3. Co-operative Credit Societies
These are urban and rural financial societies that provide loans to members at low rates of interest, protecting the members from massive debts to traditional moneylending agencies. They serve a basic but highly personalised banking role in a sense. They have deposit schemes in forms of saving accounts, FD, RD, pension schemes, etc. The money procured is then given on loans to members as personal loans, agricultural loans, housing or vehicle loan, etc. These societies are regularly aided by state and national government subsidies and funding. Some examples are Teachers Co-op Credit society, State Electric Board Employee Co-op Credit Society.
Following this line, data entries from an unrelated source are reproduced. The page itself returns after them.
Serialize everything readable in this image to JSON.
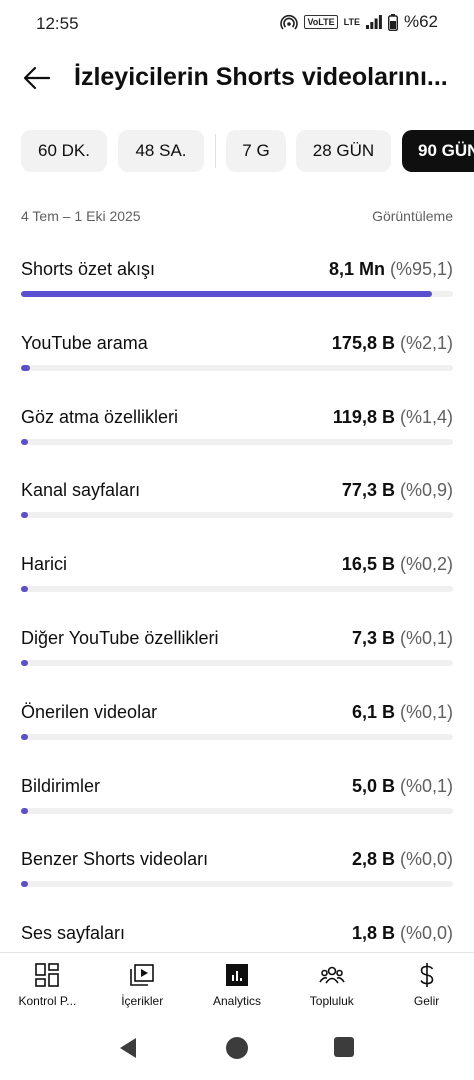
{
  "status_bar": {
    "time": "12:55",
    "volte": "VoLTE",
    "lte": "LTE",
    "battery": "%62"
  },
  "header": {
    "title": "İzleyicilerin Shorts videolarını..."
  },
  "time_ranges": [
    {
      "label": "60 DK.",
      "selected": false
    },
    {
      "label": "48 SA.",
      "selected": false
    },
    {
      "label": "7 G",
      "selected": false
    },
    {
      "label": "28 GÜN",
      "selected": false
    },
    {
      "label": "90 GÜN",
      "selected": true
    }
  ],
  "date_range": "4 Tem – 1 Eki 2025",
  "metric": "Görüntüleme",
  "accent_color": "#5a4fcf",
  "sources": [
    {
      "name": "Shorts özet akışı",
      "value": "8,1 Mn",
      "pct": "(%95,1)",
      "share": 0.951
    },
    {
      "name": "YouTube arama",
      "value": "175,8 B",
      "pct": "(%2,1)",
      "share": 0.021
    },
    {
      "name": "Göz atma özellikleri",
      "value": "119,8 B",
      "pct": "(%1,4)",
      "share": 0.014
    },
    {
      "name": "Kanal sayfaları",
      "value": "77,3 B",
      "pct": "(%0,9)",
      "share": 0.009
    },
    {
      "name": "Harici",
      "value": "16,5 B",
      "pct": "(%0,2)",
      "share": 0.002
    },
    {
      "name": "Diğer YouTube özellikleri",
      "value": "7,3 B",
      "pct": "(%0,1)",
      "share": 0.001
    },
    {
      "name": "Önerilen videolar",
      "value": "6,1 B",
      "pct": "(%0,1)",
      "share": 0.001
    },
    {
      "name": "Bildirimler",
      "value": "5,0 B",
      "pct": "(%0,1)",
      "share": 0.001
    },
    {
      "name": "Benzer Shorts videoları",
      "value": "2,8 B",
      "pct": "(%0,0)",
      "share": 0.0
    },
    {
      "name": "Ses sayfaları",
      "value": "1,8 B",
      "pct": "(%0,0)",
      "share": 0.0
    }
  ],
  "bottom_nav": [
    {
      "label": "Kontrol P...",
      "icon": "dashboard-icon"
    },
    {
      "label": "İçerikler",
      "icon": "content-icon"
    },
    {
      "label": "Analytics",
      "icon": "analytics-icon"
    },
    {
      "label": "Topluluk",
      "icon": "community-icon"
    },
    {
      "label": "Gelir",
      "icon": "earn-icon"
    }
  ]
}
4. Marketing Cooperative Society
Mostly for the benefit of farmers, these societies function to market the produce profitably at the best possible prices, increase the bargaining strength of the farmers and protect them from the trials of individual selling and market exploitation. The profits are distributed on the basis of the contribution of produce made. They also educate the farmers on market prices, stabilise supply against demand, help them get loans, and help with grading, pooling, processing and procurement of produce and provide safe storage and reliable transportation facilities. Some good examples are Milk Co-operatives in Gujarat, Maha Grape, Cotton Marketing Co-ops.
5. Housing Cooperative Society
Housing co-ops are a type of society that provides affordable housing to the middle and low-income groups. One becomes a member by purchasing shares in the co-operative. Instead of owning the real estate, the members own a share in the entire corporation, which in turn gives them a house to reside in. Such societies are commonly found in urban and semi-urban cities. They construct the residences or flats and provide them to the members to live in and collect the money in instalments. In other cases, they provide the land to the members who themselves construct their own residences.
6. Co-operative Farming Societies
The financially challenged farmer may not be able to maximise his agricultural output individually and earn optimum profits. Farming co-ops are a way for farmers to retain the right to their land, yet pool together and consolidate land, livestock and equipment while earning a share in the total output as per the contribution made. In better farming co-ops, members co-operate for pre-sowing, seeds, fertilisers and equipment, and joint selling, but cultivate the land separately. In joint farming, they pool in the land as well. Co-op tenant farming is the type in which the society leases the land to the farmers and collects the rent. In collective farming co-ops, farmers are members for life and cannot remove their land but can transfer the land rights to another.
Why do co-operative societies matter?
Every Indian national should acknowledge the worth and significance of co-operative societies since they are an important contributor to economic equality and welfare. Even though they are not the predominant public or private financial organizations, a flourishing network of co-operative societies improves the standard of living of the weaker and middle-income sectors of the society as agents of change and reformation.
They provide an economic model with a higher level of entrepreneurial or social sustainability and often work as pressure groups to voice the views of its members in a larger market. Being a part of a co-op improves your creditworthiness as a producer as well as a consumer. They are easy to join, ensure equitable distribution of profits, prioritise welfare over individual profits, are stable in their functioning and output, and receive a substantial amount of government support. The spirit of co-operation and unity in chasing common interests is the driving force behind co-ops. In a growing democracy, they are the symbol of meritorious collectivism.